By Oren Izenberg
"Because i'm really not silent," George Oppen wrote, "the poems are bad." What does it suggest for the goodness of an artwork to depend on its disappearance? In Being Numerous, Oren Izenberg deals a brand new strategy to comprehend the divisions that manage twentieth-century poetry. He argues that crucial clash isn't among kinds or aesthetic politics, yet among poets who search to maintain or produce the incommensurable particularity of expertise through making robust items, and poets whose radical dedication to summary personhood turns out altogether incompatible with experience--and with poems.

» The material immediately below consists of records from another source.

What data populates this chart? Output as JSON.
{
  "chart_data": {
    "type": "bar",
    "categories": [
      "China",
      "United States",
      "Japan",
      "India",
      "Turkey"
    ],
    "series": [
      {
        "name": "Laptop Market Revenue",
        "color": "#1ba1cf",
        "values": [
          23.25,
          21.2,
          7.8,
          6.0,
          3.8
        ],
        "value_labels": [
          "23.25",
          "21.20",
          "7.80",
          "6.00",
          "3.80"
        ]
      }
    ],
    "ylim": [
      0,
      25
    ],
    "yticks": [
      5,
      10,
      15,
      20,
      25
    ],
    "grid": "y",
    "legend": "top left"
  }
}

Reading around the obvious gulf that separates conventional and avant-garde poets, Izenberg unearths the typical philosophical urgency that lies in the back of different varieties of poetic difficulty--from Yeats's esoteric symbolism and Oppen's minimalism and silence to O'Hara's cheerful slightness and the Language poets' rejection of conventional aesthetic satisfactions. For those poets, what starts off as a realistic query in regards to the behavior of literary life--what distinguishes a poet or crew of poets?--ends up as an ontological inquiry approximately social existence: what's somebody and the way is a group attainable? within the face of the violence and dislocation of the 20th century, those poets face up to their will to mastery, draw back from the sensual richness in their most powerful paintings, and undermine the particularity in their resourceful and ethical visions--all on the way to let personhood itself to grow to be an indisputable fact making an unrefusable claim.